The General Data Protection Regulation (GDPR) is meaty and dense, certainly a legislative tome. Coming in at 186 pages, it makes an excellent bookend. Personally I view it as a brilliant piece of legislation, irrespective of whether it was by design or default. First, the four year EU-wide legislative process was staggering. When it began I couldn’t conceive of it being completed, but it was. Secondly, guidance on regulatory expectations is embedded within the law, stripping away a lot of ambiguity that is often coupled with legislation. And third, given the twin realities of an explosion in borderless digital commerce and the lack of a national privacy law in the United States, the GDPR’s extra-territorial application will make it the de facto national privacy law of the US, which is good news.
Don’t get me wrong, compliance necessitates paying attention to the details. But before any of us, however, can pay attention to the small things of the GDPR, we need to understand the big picture to best explain it to CEOs, CFOs and Board of Directors. The GDPR is a seismic event for many organizations, even greater than Y2K leading up to 2000. It goes way beyond data protection – it’s title is a misnomer – and should be named the General Data Governance Regulation.

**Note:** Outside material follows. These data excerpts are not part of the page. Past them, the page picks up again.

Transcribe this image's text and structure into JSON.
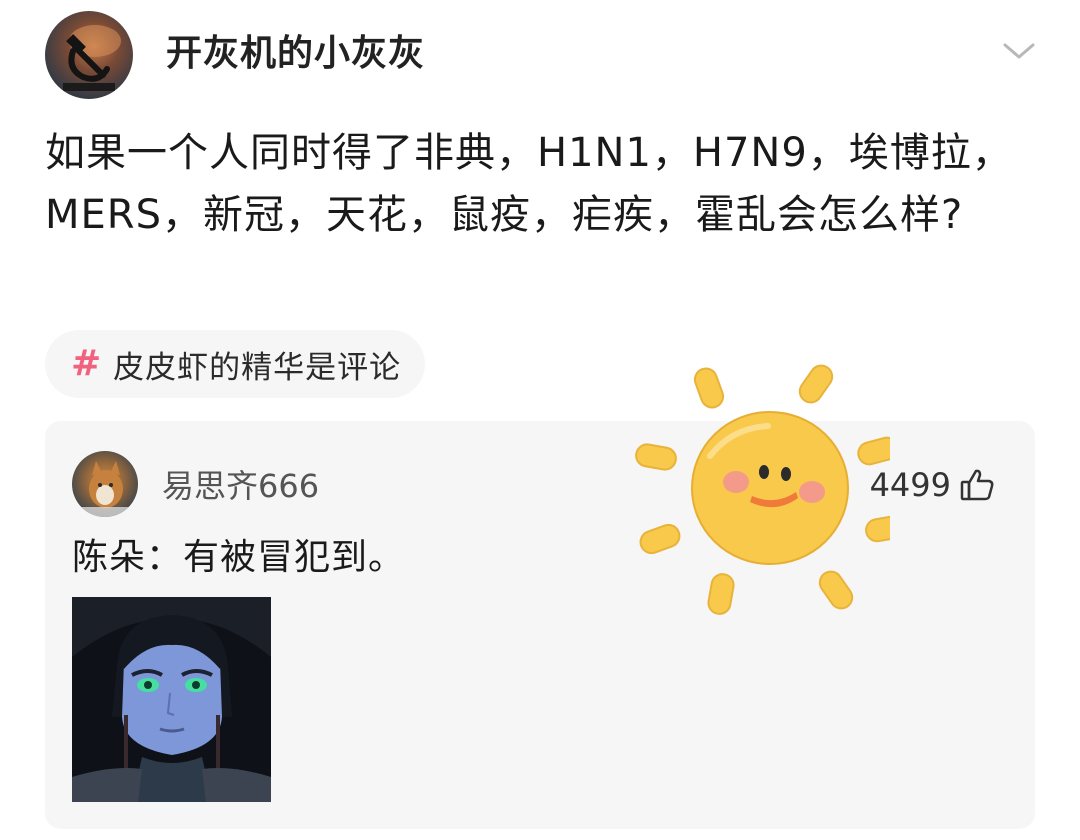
{
  "post": {
    "author": "开灰机的小灰灰",
    "title": "如果一个人同时得了非典，H1N1，H7N9，埃博拉，MERS，新冠，天花，鼠疫，疟疾，霍乱会怎么样?",
    "tag": {
      "symbol": "#",
      "label": "皮皮虾的精华是评论"
    }
  },
  "comment": {
    "user": "易思齐666",
    "likes": "4499",
    "text": "陈朵：有被冒犯到。"
  },
  "icons": {
    "expand": "chevron-down-icon",
    "like": "thumbs-up-icon",
    "sticker": "sun-sticker"
  },
  "colors": {
    "tag_hash": "#f0627e",
    "card_bg": "#f6f6f7",
    "sun": "#f8c94a"
  }
}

The GDPR is really pretty simple. The law is all about giving power back to the people. That plays well to my revolutionary youth still buried inside this middle-aged mind. And the way this will be done is by requiring companies to do the two things: be both accountable and transparent for their data practices.

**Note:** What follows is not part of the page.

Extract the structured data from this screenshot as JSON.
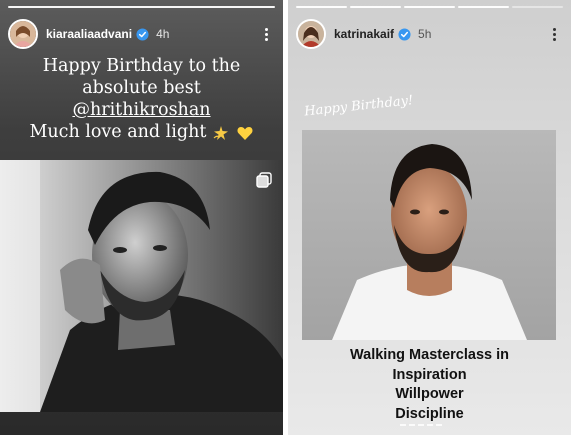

Accountability requires companies to be introspective and take a good hard look in the corporate mirror to get a comprehensive understanding of what data they collect, how they collect it, whether it’s personal or nonpersonal, and how they use it. It’s a pretty reasonable ask, despite the public discussion on about how unreasonable this obligation is. Unsurprisingly, Big Law and Big Consulting have quickly seized upon this, rightly seeing it as a massive business opportunity, ramping up their assessment teams, to begin their complex GDPR gap analysis. This new GDPR services industry will spawn billions, in fact IDC estimates it will create a $3.5 billion market opportunity for security and storage vendors by 2019.

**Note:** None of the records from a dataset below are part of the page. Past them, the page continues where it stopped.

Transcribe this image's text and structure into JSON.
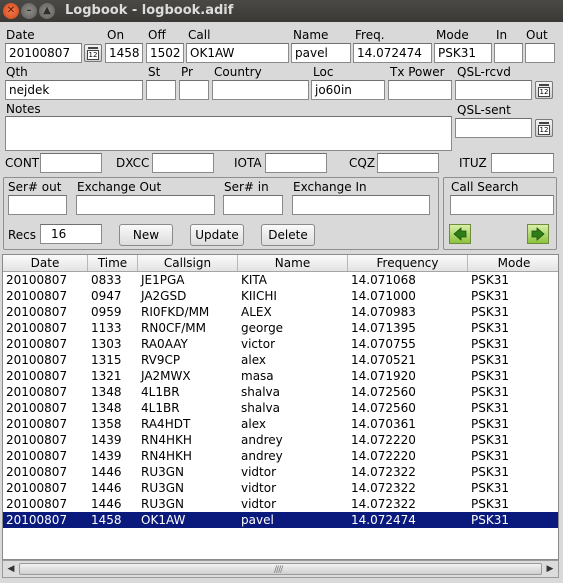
{
  "window": {
    "title": "Logbook - logbook.adif"
  },
  "labels": {
    "date": "Date",
    "on": "On",
    "off": "Off",
    "call": "Call",
    "name": "Name",
    "freq": "Freq.",
    "mode": "Mode",
    "in": "In",
    "out": "Out",
    "qth": "Qth",
    "st": "St",
    "pr": "Pr",
    "country": "Country",
    "loc": "Loc",
    "tx_power": "Tx Power",
    "qsl_rcvd": "QSL-rcvd",
    "notes": "Notes",
    "qsl_sent": "QSL-sent",
    "cont": "CONT",
    "dxcc": "DXCC",
    "iota": "IOTA",
    "cqz": "CQZ",
    "ituz": "ITUZ",
    "ser_out": "Ser# out",
    "exchange_out": "Exchange Out",
    "ser_in": "Ser# in",
    "exchange_in": "Exchange In",
    "call_search": "Call Search",
    "recs": "Recs"
  },
  "fields": {
    "date": "20100807",
    "on": "1458",
    "off": "1502",
    "call": "OK1AW",
    "name": "pavel",
    "freq": "14.072474",
    "mode": "PSK31",
    "in": "",
    "out": "",
    "qth": "nejdek",
    "st": "",
    "pr": "",
    "country": "",
    "loc": "jo60in",
    "tx_power": "",
    "qsl_rcvd": "",
    "notes": "",
    "qsl_sent": "",
    "cont": "",
    "dxcc": "",
    "iota": "",
    "cqz": "",
    "ituz": "",
    "ser_out": "",
    "exchange_out": "",
    "ser_in": "",
    "exchange_in": "",
    "call_search": "",
    "recs": "16"
  },
  "calendar_glyph": "12",
  "buttons": {
    "new": "New",
    "update": "Update",
    "delete": "Delete"
  },
  "icons": {
    "prev": "left-arrow-icon",
    "next": "right-arrow-icon",
    "calendar": "calendar-icon"
  },
  "colors": {
    "selection": "#0a1a7c",
    "arrow_green": "#8cc23d"
  },
  "table": {
    "headers": [
      "Date",
      "Time",
      "Callsign",
      "Name",
      "Frequency",
      "Mode"
    ],
    "rows": [
      [
        "20100807",
        "0833",
        "JE1PGA",
        "KITA",
        "14.071068",
        "PSK31"
      ],
      [
        "20100807",
        "0947",
        "JA2GSD",
        "KIICHI",
        "14.071000",
        "PSK31"
      ],
      [
        "20100807",
        "0959",
        "RI0FKD/MM",
        "ALEX",
        "14.070983",
        "PSK31"
      ],
      [
        "20100807",
        "1133",
        "RN0CF/MM",
        "george",
        "14.071395",
        "PSK31"
      ],
      [
        "20100807",
        "1303",
        "RA0AAY",
        "victor",
        "14.070755",
        "PSK31"
      ],
      [
        "20100807",
        "1315",
        "RV9CP",
        "alex",
        "14.070521",
        "PSK31"
      ],
      [
        "20100807",
        "1321",
        "JA2MWX",
        "masa",
        "14.071920",
        "PSK31"
      ],
      [
        "20100807",
        "1348",
        "4L1BR",
        "shalva",
        "14.072560",
        "PSK31"
      ],
      [
        "20100807",
        "1348",
        "4L1BR",
        "shalva",
        "14.072560",
        "PSK31"
      ],
      [
        "20100807",
        "1358",
        "RA4HDT",
        "alex",
        "14.070361",
        "PSK31"
      ],
      [
        "20100807",
        "1439",
        "RN4HKH",
        "andrey",
        "14.072220",
        "PSK31"
      ],
      [
        "20100807",
        "1439",
        "RN4HKH",
        "andrey",
        "14.072220",
        "PSK31"
      ],
      [
        "20100807",
        "1446",
        "RU3GN",
        "vidtor",
        "14.072322",
        "PSK31"
      ],
      [
        "20100807",
        "1446",
        "RU3GN",
        "vidtor",
        "14.072322",
        "PSK31"
      ],
      [
        "20100807",
        "1446",
        "RU3GN",
        "vidtor",
        "14.072322",
        "PSK31"
      ],
      [
        "20100807",
        "1458",
        "OK1AW",
        "pavel",
        "14.072474",
        "PSK31"
      ]
    ],
    "selected_row": 15
  }
}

This is important. A baseline is needed to measure where you are against where you need to be by 25 May 2018, the go live date. But it’s not the whole story. Remember, process review is only the first step, but the goal is to get that full picture understanding so you can know what your weak spots are and put in the right privacy controls to protect those vulnerabilities. Once you get all that, then you can accurately document it both to the regulatory authorities, and clearly and honestly communicate your data practices to your customers and employees.
The second top-level obligation, after the introspection, is to be outward facing and transparent about how you use data. This transparency obligation is manifested in a few ways, but at the end of the day it boils down to this: communicate clearly to your audience. There’s a dilemma, however, namely how to communicate effectively while still satisfying the law’s disclosure requirements. This is something many organizations have been wrestling with for quite a while. The GDPR codifies the obligation to be transparent in a concise easy to understand why, which will force counsel to shift their advice from a no-risk approach, to a contextual based risk approach.
The new individual rights under the GDPR should not come as a surprise to anyone. The concepts have been around for years in one form or another, usually as high-level principles. Now though, these well-established privacy concepts are rights: to access and correct your data, to get your data in a readable format, right to erasure, the ‘right to be forgotten’, whereby a person can ask for offending information about her to be removed from a website, and to object to profiling, also known as ‘tracking’ in the US.
While the right to erasure has proved vexing and controversial, the important thing to remember is that a data controller really needs to have a process in place that allows: (i) for a person to request certain data be removed or taken down, (ii) triggering the data controller to review the request and go through a determination process using the GDPR’s guidelines in deciding whether to honor the request, and (iii) respond to the request. For example, if an individual wants evidence that he is a registered sex offender taken off a website, it may be in the public’s best interest that such data should not be removed.
Clearly many new processes will be created, and companies will assuredly rely upon counsel to help understand how to deploy them. From my experience, where counsel adds the most value is in keeping it simple. I already know that the GDPR is a big deal and penalties for non-compliance can be crippling. However, the regulation is also an opportunity. It’s a once in a career moment when legal and privacy can plant a flag in the ground and demonstrate that if done right, and the essence of the GDPR is captured by good data hygiene practice, then compliance with the law will be the least of the things to accomplish. That’s the advice I need.